For those of us who love Central Otago, Gilbert van Reenan's photographs and Brian Turner's poems are a match made in heaven. No one catches the mountains and tussocked plains with the same luminous pen as this poet. Turner has an eye for vivid detail from clouds to sheep, from ridgelines to willows, from honey to abandoned homesteads. He has an ear for words that capture the stillness, startle you, draw you deeper into his own contemplation and make music of the land. Beautifully produced, this bestselling collection (it has been on the New Zealand Top 10 adult fiction list for months) includes a substantial selection of previously published poems plus more than 50 new ones. Elemental: Central Otago Poems is stunning on every level.
When James K. Baxter was a university student he wrote a series of love poems that attempted to fill the gaps of his broken heart. In a note to a friend he said they "express the self-consciousness, the touch of hysteria, yet the very real desolation of adolescent love". They are also self-conscious in the way they strive to be poetic. Baxter's right in saying they are more about his own agony than a physical person. "She" is missing beyond the youthful shadow for which he mourns. John Weir, who edited the sequence, provides an excellent essay that offers an autobiographical context for the poems. Never previously published, Poems To A Glass Woman is a fascinating step back into the past.

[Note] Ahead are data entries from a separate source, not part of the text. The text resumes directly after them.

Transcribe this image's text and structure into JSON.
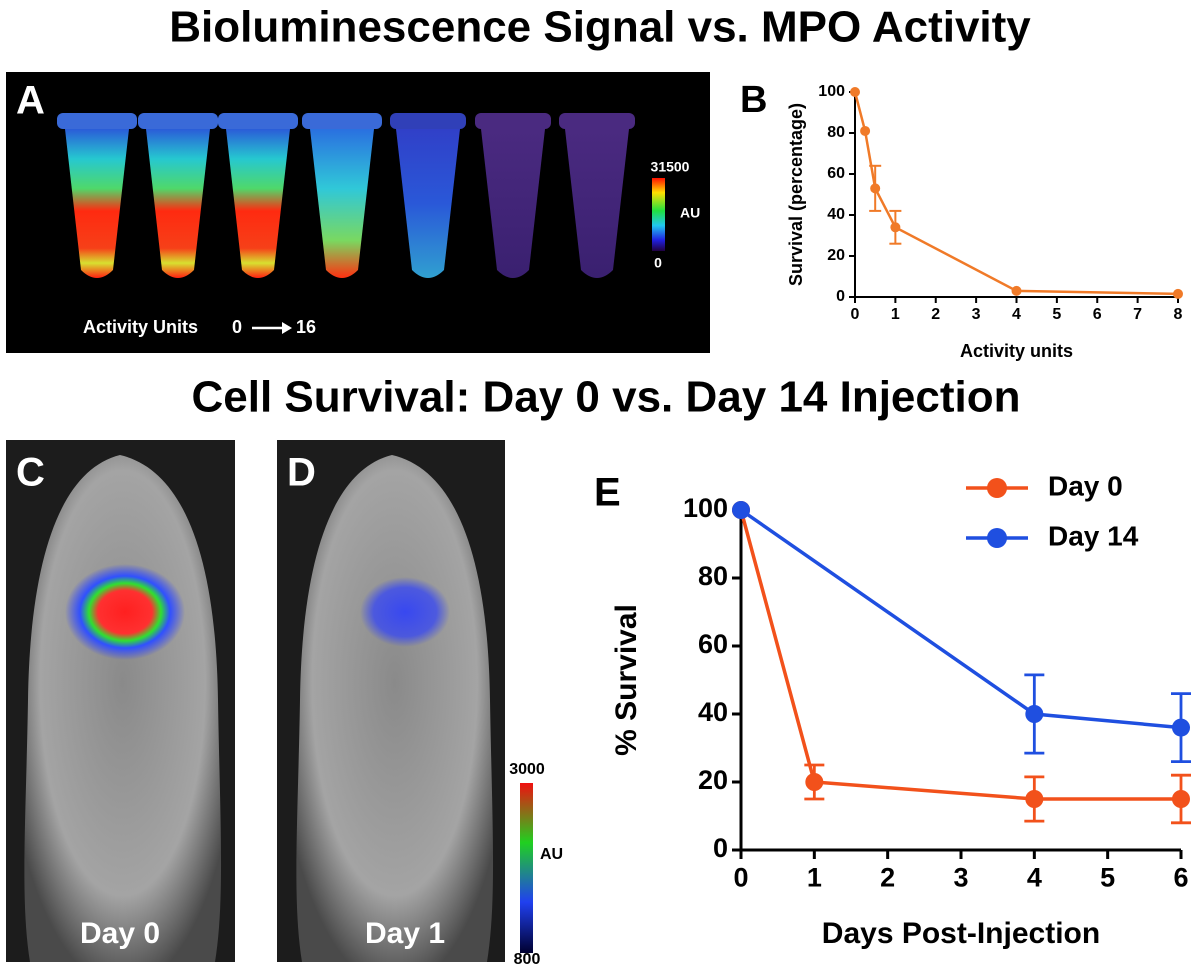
{
  "headings": [
    "Bioluminescence Signal vs. MPO Activity",
    "Cell Survival: Day 0 vs. Day 14 Injection"
  ],
  "image_panels": [
    {
      "label": "A",
      "colorbar": {
        "max": 31500,
        "unit": "AU",
        "min": 0
      },
      "caption": {
        "text": "Activity Units",
        "from": 0,
        "to": 16
      }
    },
    {
      "label": "C",
      "caption": "Day 0"
    },
    {
      "label": "D",
      "caption": "Day 1",
      "colorbar": {
        "max": 3000,
        "unit": "AU",
        "min": 800
      }
    }
  ],
  "chart_data": [
    {
      "type": "line",
      "panel": "B",
      "x_label": "Activity units",
      "y_label": "Survival (percentage)",
      "xlim": [
        0,
        8
      ],
      "ylim": [
        0,
        100
      ],
      "xticks": [
        0,
        1,
        2,
        3,
        4,
        5,
        6,
        7,
        8
      ],
      "yticks": [
        0,
        20,
        40,
        60,
        80,
        100
      ],
      "series": [
        {
          "color": "#f07a28",
          "x": [
            0,
            0.25,
            0.5,
            1,
            4,
            8
          ],
          "values": [
            100,
            81,
            53,
            34,
            3,
            1.5
          ],
          "errors": [
            null,
            null,
            11,
            8,
            null,
            null
          ]
        }
      ]
    },
    {
      "type": "line",
      "panel": "E",
      "x_label": "Days Post-Injection",
      "y_label": "% Survival",
      "xlim": [
        0,
        6
      ],
      "ylim": [
        0,
        100
      ],
      "xticks": [
        0,
        1,
        2,
        3,
        4,
        5,
        6
      ],
      "yticks": [
        0,
        20,
        40,
        60,
        80,
        100
      ],
      "legend": "upper right",
      "series": [
        {
          "name": "Day 0",
          "color": "#f2511b",
          "x": [
            0,
            1,
            4,
            6
          ],
          "values": [
            100,
            20,
            15,
            15
          ],
          "errors": [
            null,
            5,
            6.5,
            7
          ]
        },
        {
          "name": "Day 14",
          "color": "#1f4fe0",
          "x": [
            0,
            4,
            6
          ],
          "values": [
            100,
            40,
            36
          ],
          "errors": [
            null,
            11.5,
            10
          ]
        }
      ]
    }
  ]
}
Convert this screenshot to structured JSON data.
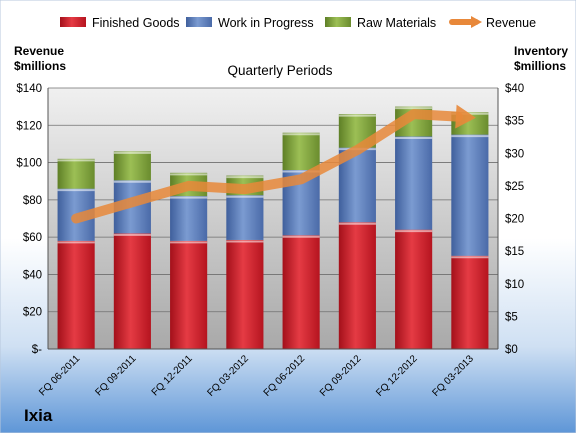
{
  "chart_data": {
    "type": "bar",
    "subtitle": "Quarterly Periods",
    "company": "Ixia",
    "left_axis": {
      "title_line1": "Revenue",
      "title_line2": "$millions",
      "ylim": [
        0,
        140
      ],
      "ticks": [
        "$-",
        "$20",
        "$40",
        "$60",
        "$80",
        "$100",
        "$120",
        "$140"
      ]
    },
    "right_axis": {
      "title_line1": "Inventory",
      "title_line2": "$millions",
      "ylim": [
        0,
        40
      ],
      "ticks": [
        "$0",
        "$5",
        "$10",
        "$15",
        "$20",
        "$25",
        "$30",
        "$35",
        "$40"
      ]
    },
    "categories": [
      "FQ 06-2011",
      "FQ 09-2011",
      "FQ 12-2011",
      "FQ 03-2012",
      "FQ 06-2012",
      "FQ 09-2012",
      "FQ 12-2012",
      "FQ 03-2013"
    ],
    "stacked": true,
    "series": [
      {
        "name": "Finished Goods",
        "type": "bar",
        "axis": "left",
        "color": "#d9232e",
        "values": [
          58,
          62,
          58,
          58.5,
          61,
          68,
          64,
          50
        ]
      },
      {
        "name": "Work in Progress",
        "type": "bar",
        "axis": "left",
        "color": "#5b7fbe",
        "values": [
          28,
          28.5,
          24,
          24,
          35,
          40,
          50,
          65
        ]
      },
      {
        "name": "Raw Materials",
        "type": "bar",
        "axis": "left",
        "color": "#7fa33b",
        "values": [
          16,
          15.5,
          12.5,
          10.5,
          20,
          18,
          16,
          12
        ]
      },
      {
        "name": "Revenue",
        "type": "line",
        "axis": "right",
        "color": "#e8883a",
        "values": [
          20,
          22.5,
          25,
          24.5,
          26,
          30.5,
          36,
          35.5
        ]
      }
    ],
    "legend": "top",
    "grid": true
  }
}
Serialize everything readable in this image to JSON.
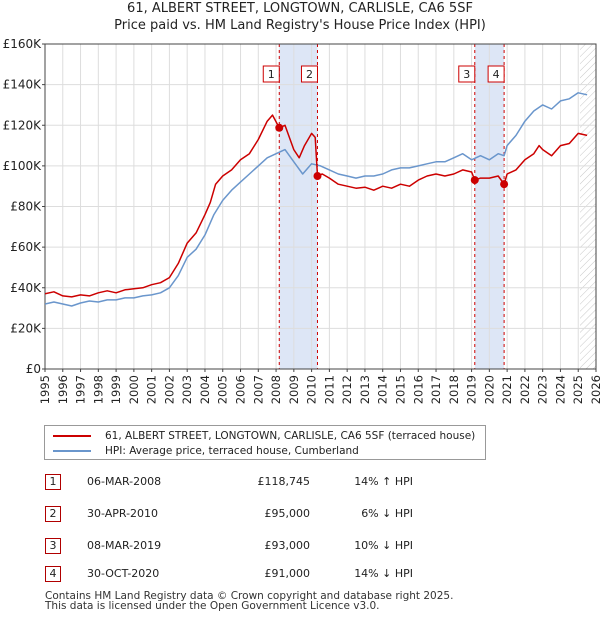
{
  "title_line1": "61, ALBERT STREET, LONGTOWN, CARLISLE, CA6 5SF",
  "title_line2": "Price paid vs. HM Land Registry's House Price Index (HPI)",
  "colors": {
    "property": "#cc0000",
    "hpi": "#6a96cc",
    "shade": "#dde6f6",
    "grid": "#dddddd",
    "hatch": "#c8c8c8"
  },
  "legend": {
    "property_label": "61, ALBERT STREET, LONGTOWN, CARLISLE, CA6 5SF (terraced house)",
    "hpi_label": "HPI: Average price, terraced house, Cumberland"
  },
  "transactions": [
    {
      "num": "1",
      "date": "06-MAR-2008",
      "price": "£118,745",
      "hpi": "14% ↑ HPI"
    },
    {
      "num": "2",
      "date": "30-APR-2010",
      "price": "£95,000",
      "hpi": "6% ↓ HPI"
    },
    {
      "num": "3",
      "date": "08-MAR-2019",
      "price": "£93,000",
      "hpi": "10% ↓ HPI"
    },
    {
      "num": "4",
      "date": "30-OCT-2020",
      "price": "£91,000",
      "hpi": "14% ↓ HPI"
    }
  ],
  "footer_line1": "Contains HM Land Registry data © Crown copyright and database right 2025.",
  "footer_line2": "This data is licensed under the Open Government Licence v3.0.",
  "chart_data": {
    "type": "line",
    "title": "61, ALBERT STREET, LONGTOWN, CARLISLE, CA6 5SF — Price paid vs. HM Land Registry's House Price Index (HPI)",
    "xlim": [
      1995,
      2026
    ],
    "ylim": [
      0,
      160000
    ],
    "x_ticks": [
      1995,
      1996,
      1997,
      1998,
      1999,
      2000,
      2001,
      2002,
      2003,
      2004,
      2005,
      2006,
      2007,
      2008,
      2009,
      2010,
      2011,
      2012,
      2013,
      2014,
      2015,
      2016,
      2017,
      2018,
      2019,
      2020,
      2021,
      2022,
      2023,
      2024,
      2025,
      2026
    ],
    "y_ticks": [
      0,
      20000,
      40000,
      60000,
      80000,
      100000,
      120000,
      140000,
      160000
    ],
    "y_tick_labels": [
      "£0",
      "£20K",
      "£40K",
      "£60K",
      "£80K",
      "£100K",
      "£120K",
      "£140K",
      "£160K"
    ],
    "shaded_ranges": [
      [
        2008.18,
        2010.33
      ],
      [
        2019.18,
        2020.83
      ]
    ],
    "future_hatch_from": 2025.1,
    "series": [
      {
        "name": "61, ALBERT STREET, LONGTOWN, CARLISLE, CA6 5SF (terraced house)",
        "color": "#cc0000",
        "points": [
          [
            1995.0,
            37000
          ],
          [
            1995.5,
            38000
          ],
          [
            1996.0,
            36000
          ],
          [
            1996.5,
            35500
          ],
          [
            1997.0,
            36500
          ],
          [
            1997.5,
            36000
          ],
          [
            1998.0,
            37500
          ],
          [
            1998.5,
            38500
          ],
          [
            1999.0,
            37500
          ],
          [
            1999.5,
            39000
          ],
          [
            2000.0,
            39500
          ],
          [
            2000.5,
            40000
          ],
          [
            2001.0,
            41500
          ],
          [
            2001.5,
            42500
          ],
          [
            2002.0,
            45000
          ],
          [
            2002.5,
            52000
          ],
          [
            2003.0,
            62000
          ],
          [
            2003.5,
            67000
          ],
          [
            2004.0,
            76000
          ],
          [
            2004.3,
            82000
          ],
          [
            2004.6,
            91000
          ],
          [
            2005.0,
            95000
          ],
          [
            2005.5,
            98000
          ],
          [
            2006.0,
            103000
          ],
          [
            2006.5,
            106000
          ],
          [
            2007.0,
            113000
          ],
          [
            2007.5,
            122000
          ],
          [
            2007.8,
            125000
          ],
          [
            2008.18,
            118745
          ],
          [
            2008.5,
            120000
          ],
          [
            2009.0,
            108000
          ],
          [
            2009.3,
            104000
          ],
          [
            2009.6,
            110000
          ],
          [
            2010.0,
            116000
          ],
          [
            2010.2,
            114000
          ],
          [
            2010.33,
            95000
          ],
          [
            2010.6,
            96000
          ],
          [
            2011.0,
            94000
          ],
          [
            2011.5,
            91000
          ],
          [
            2012.0,
            90000
          ],
          [
            2012.5,
            89000
          ],
          [
            2013.0,
            89500
          ],
          [
            2013.5,
            88000
          ],
          [
            2014.0,
            90000
          ],
          [
            2014.5,
            89000
          ],
          [
            2015.0,
            91000
          ],
          [
            2015.5,
            90000
          ],
          [
            2016.0,
            93000
          ],
          [
            2016.5,
            95000
          ],
          [
            2017.0,
            96000
          ],
          [
            2017.5,
            95000
          ],
          [
            2018.0,
            96000
          ],
          [
            2018.5,
            98000
          ],
          [
            2019.0,
            97000
          ],
          [
            2019.18,
            93000
          ],
          [
            2019.5,
            94000
          ],
          [
            2020.0,
            94000
          ],
          [
            2020.5,
            95000
          ],
          [
            2020.83,
            91000
          ],
          [
            2021.0,
            96000
          ],
          [
            2021.5,
            98000
          ],
          [
            2022.0,
            103000
          ],
          [
            2022.5,
            106000
          ],
          [
            2022.8,
            110000
          ],
          [
            2023.0,
            108000
          ],
          [
            2023.5,
            105000
          ],
          [
            2024.0,
            110000
          ],
          [
            2024.5,
            111000
          ],
          [
            2025.0,
            116000
          ],
          [
            2025.5,
            115000
          ]
        ]
      },
      {
        "name": "HPI: Average price, terraced house, Cumberland",
        "color": "#6a96cc",
        "points": [
          [
            1995.0,
            32000
          ],
          [
            1995.5,
            33000
          ],
          [
            1996.0,
            32000
          ],
          [
            1996.5,
            31000
          ],
          [
            1997.0,
            32500
          ],
          [
            1997.5,
            33500
          ],
          [
            1998.0,
            33000
          ],
          [
            1998.5,
            34000
          ],
          [
            1999.0,
            34000
          ],
          [
            1999.5,
            35000
          ],
          [
            2000.0,
            35000
          ],
          [
            2000.5,
            36000
          ],
          [
            2001.0,
            36500
          ],
          [
            2001.5,
            37500
          ],
          [
            2002.0,
            40000
          ],
          [
            2002.5,
            46000
          ],
          [
            2003.0,
            55000
          ],
          [
            2003.5,
            59000
          ],
          [
            2004.0,
            66000
          ],
          [
            2004.5,
            76000
          ],
          [
            2005.0,
            83000
          ],
          [
            2005.5,
            88000
          ],
          [
            2006.0,
            92000
          ],
          [
            2006.5,
            96000
          ],
          [
            2007.0,
            100000
          ],
          [
            2007.5,
            104000
          ],
          [
            2008.0,
            106000
          ],
          [
            2008.5,
            108000
          ],
          [
            2009.0,
            102000
          ],
          [
            2009.5,
            96000
          ],
          [
            2010.0,
            101000
          ],
          [
            2010.5,
            100000
          ],
          [
            2011.0,
            98000
          ],
          [
            2011.5,
            96000
          ],
          [
            2012.0,
            95000
          ],
          [
            2012.5,
            94000
          ],
          [
            2013.0,
            95000
          ],
          [
            2013.5,
            95000
          ],
          [
            2014.0,
            96000
          ],
          [
            2014.5,
            98000
          ],
          [
            2015.0,
            99000
          ],
          [
            2015.5,
            99000
          ],
          [
            2016.0,
            100000
          ],
          [
            2016.5,
            101000
          ],
          [
            2017.0,
            102000
          ],
          [
            2017.5,
            102000
          ],
          [
            2018.0,
            104000
          ],
          [
            2018.5,
            106000
          ],
          [
            2019.0,
            103000
          ],
          [
            2019.5,
            105000
          ],
          [
            2020.0,
            103000
          ],
          [
            2020.5,
            106000
          ],
          [
            2020.83,
            105000
          ],
          [
            2021.0,
            110000
          ],
          [
            2021.5,
            115000
          ],
          [
            2022.0,
            122000
          ],
          [
            2022.5,
            127000
          ],
          [
            2023.0,
            130000
          ],
          [
            2023.5,
            128000
          ],
          [
            2024.0,
            132000
          ],
          [
            2024.5,
            133000
          ],
          [
            2025.0,
            136000
          ],
          [
            2025.5,
            135000
          ]
        ]
      }
    ],
    "sale_points": [
      {
        "num": "1",
        "x": 2008.18,
        "y": 118745
      },
      {
        "num": "2",
        "x": 2010.33,
        "y": 95000
      },
      {
        "num": "3",
        "x": 2019.18,
        "y": 93000
      },
      {
        "num": "4",
        "x": 2020.83,
        "y": 91000
      }
    ]
  }
}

Sam Hunt's bestselling Knucklebones: Poems 1962-2012 was published around the time of his 66th birthday. The poems are drawn from all bar one of his collections and include a handful of new ones at the end. Reading through from start to finish, I got a bit nostalgic (prompted by old poems), but I was reminded again why we love Hunt so much.
He makes poetry-music that is not just in the gravelly voice that swings through your head, but in his pitch-perfect economy. Hunt writes with bare bones and a bare heart. I loved the addition of the poem he wrote aged seven at the start. This is a beautifully produced edition.